Disruptive Rain Cookbook

Markdown view
# Avatar streaming guide

Build real-time avatar experiences with synchronized audio and facial animation.

- Date: Sep 15, 2025
- Reading time: 20 min
- Level: Advanced
- Tags: Avatar, Streaming, Multimodal

## Takeaways
- Stream synchronized audio and blendshape frames over WebSocket.
- Handle emotion parameters for expressive avatar responses.
- Implement robust reconnection and buffering strategies.

## Avatar streaming overview

The Disruptive Rain Avatar API generates synchronized audio and facial animation in real-time. It outputs ARKit-compatible blendshapes that can drive 3D avatar models.

Audio and animation frames stream together over a single WebSocket connection for tight synchronization.

- Audio and blendshapes stream over the same WebSocket connection.
- Frame synchronization uses timestamp-based alignment.
- Emotion parameters control facial expressions.

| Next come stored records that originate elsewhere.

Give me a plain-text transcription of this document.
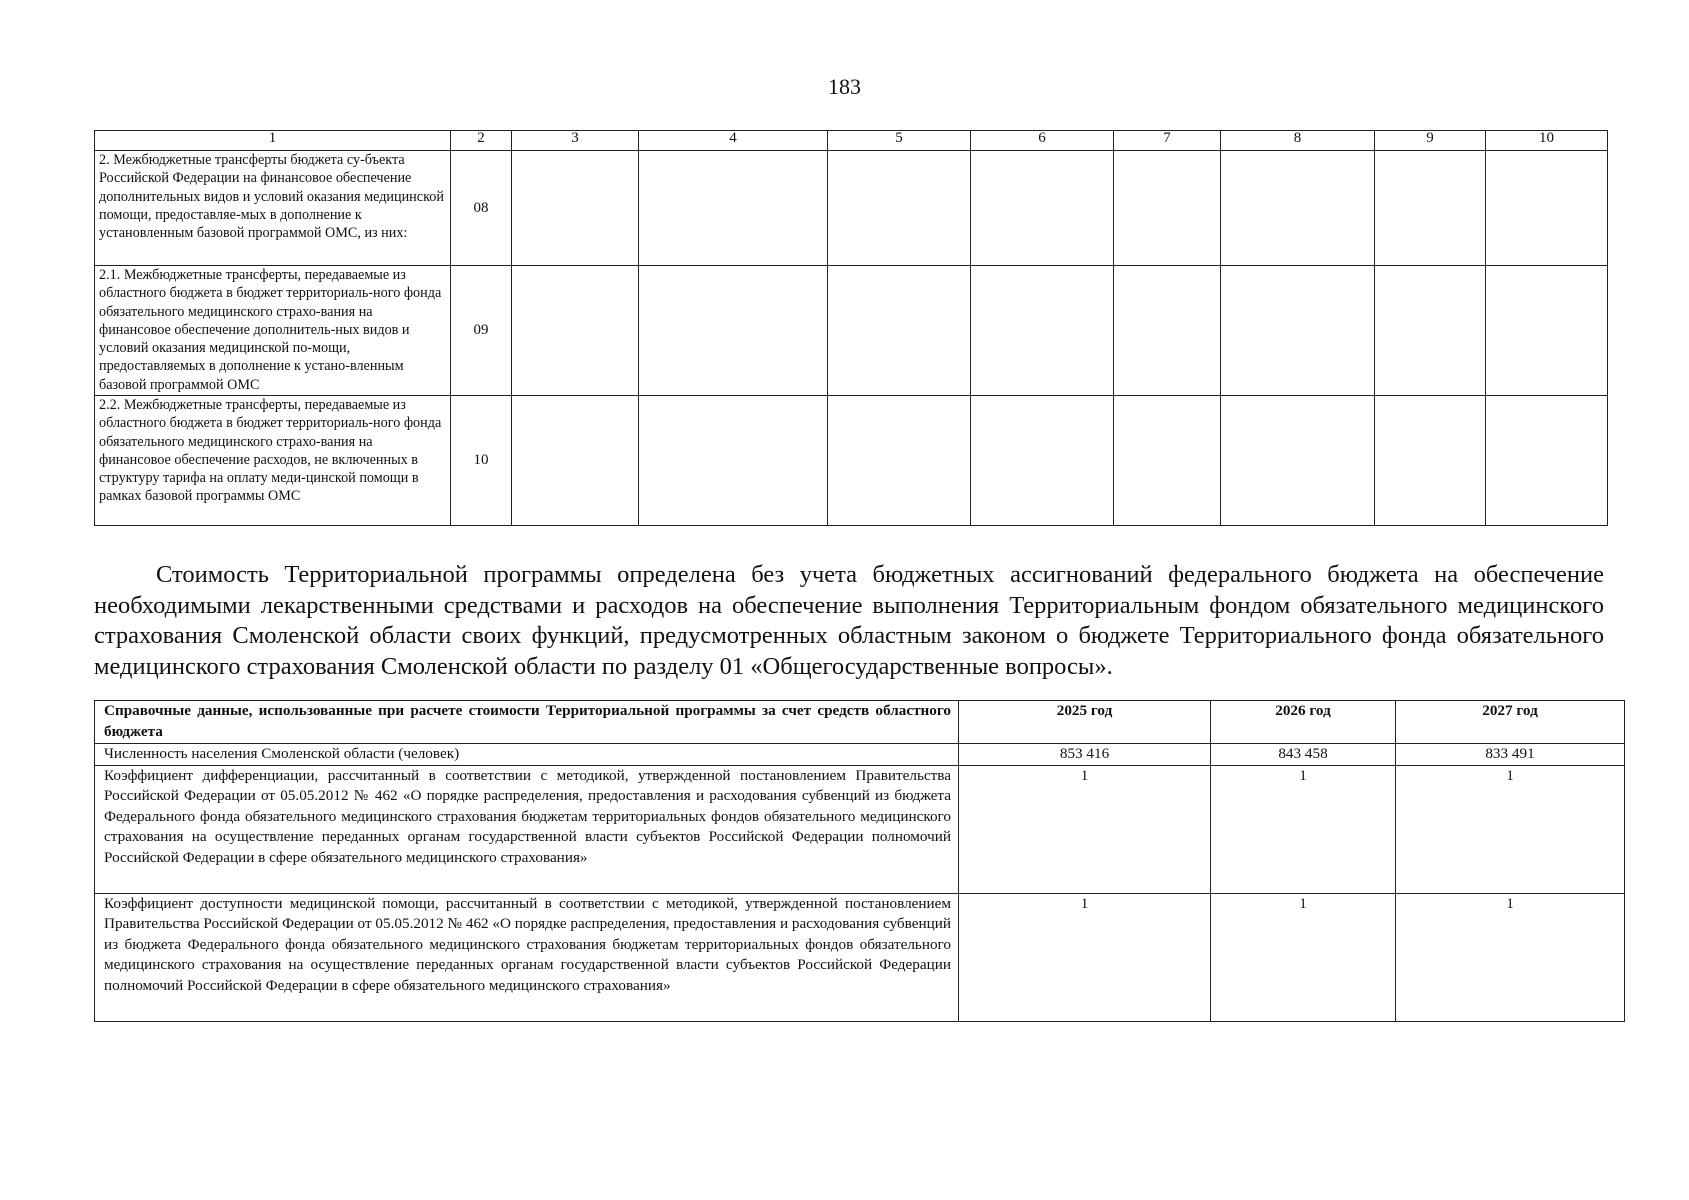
183
1	2	3	4	5	6	7	8	9	10
2. Межбюджетные трансферты бюджета су-бъекта Российской Федерации на финансовое обеспечение дополнительных видов и условий оказания медицинской помощи, предоставляе-мых в дополнение к установленным базовой программой ОМС, из них:	08								
2.1. Межбюджетные трансферты, передаваемые из областного бюджета в бюджет территориаль-ного фонда обязательного медицинского страхо-вания на финансовое обеспечение дополнитель-ных видов и условий оказания медицинской по-мощи, предоставляемых в дополнение к устано-вленным базовой программой ОМС	09								
2.2. Межбюджетные трансферты, передаваемые из областного бюджета в бюджет территориаль-ного фонда обязательного медицинского страхо-вания на финансовое обеспечение расходов, не включенных в структуру тарифа на оплату меди-цинской помощи в рамках базовой программы ОМС	10								

Стоимость Территориальной программы определена без учета бюджетных ассигнований федерального бюджета на обеспечение необходимыми лекарственными средствами и расходов на обеспечение выполнения Территориальным фондом обязательного медицинского страхования Смоленской области своих функций, предусмотренных областным законом о бюджете Территориального фонда обязательного медицинского страхования Смоленской области по разделу 01 «Общегосударственные вопросы».

Справочные данные, использованные при расчете стоимости Территориальной программы за счет средств областного бюджета	2025 год	2026 год	2027 год
Численность населения Смоленской области (человек)	853 416	843 458	833 491
Коэффициент дифференциации, рассчитанный в соответствии с методикой, утвержденной постановлением Правительства Российской Федерации от 05.05.2012 № 462 «О порядке распределения, предоставления и расходования субвенций из бюджета Федерального фонда обязательного медицинского страхования бюджетам территориальных фондов обязательного медицинского страхования на осуществление переданных органам государственной власти субъектов Российской Федерации полномочий Российской Федерации в сфере обязательного медицинского страхования»	1	1	1
Коэффициент доступности медицинской помощи, рассчитанный в соответствии с методикой, утвержденной постановлением Правительства Российской Федерации от 05.05.2012 № 462 «О порядке распределения, предоставления и расходования субвенций из бюджета Федерального фонда обязательного медицинского страхования бюджетам территориальных фондов обязательного медицинского страхования на осуществление переданных органам государственной власти субъектов Российской Федерации полномочий Российской Федерации в сфере обязательного медицинского страхования»	1	1	1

## WebSocket connection setup

Connect to the avatar streaming endpoint with session configuration. The server will stream audio chunks and blendshape frames in lockstep.

```ts
const ws = new WebSocket('wss://<gateway-host>/v1/avatar/stream');

ws.onopen = () => {
  ws.send(JSON.stringify({
    sessionId: 'avatar_' + Date.now(),
    voiceId: 'default',
    emotion: 'neutral',
    speed: 1.0,
  }));
};

ws.onmessage = (event) => {
  const msg = JSON.parse(event.data);
  if (msg.type === 'audio') {
    audioQueue.push(msg.audio);
  } else if (msg.type === 'blendshape') {
    renderBlendshapes(msg.weights, msg.frameIndex);
  }
};
```

## Emotion and expression control

Control avatar expressions by setting emotion parameters. The system interpolates between emotion states smoothly.

- Supported emotions: neutral, happy, sad, angry, surprised, fearful.
- Blend multiple emotions with weighted parameters.
- Speech content automatically influences lip sync.

## Latency optimization

Avatar streaming is latency-sensitive. Buffer a small number of frames and use adaptive playback to handle network jitter.

- Target 100-200ms end-to-end latency for conversational UX.
- Pre-buffer 3-5 frames before starting playback.
- Implement frame skip logic for sustained network issues.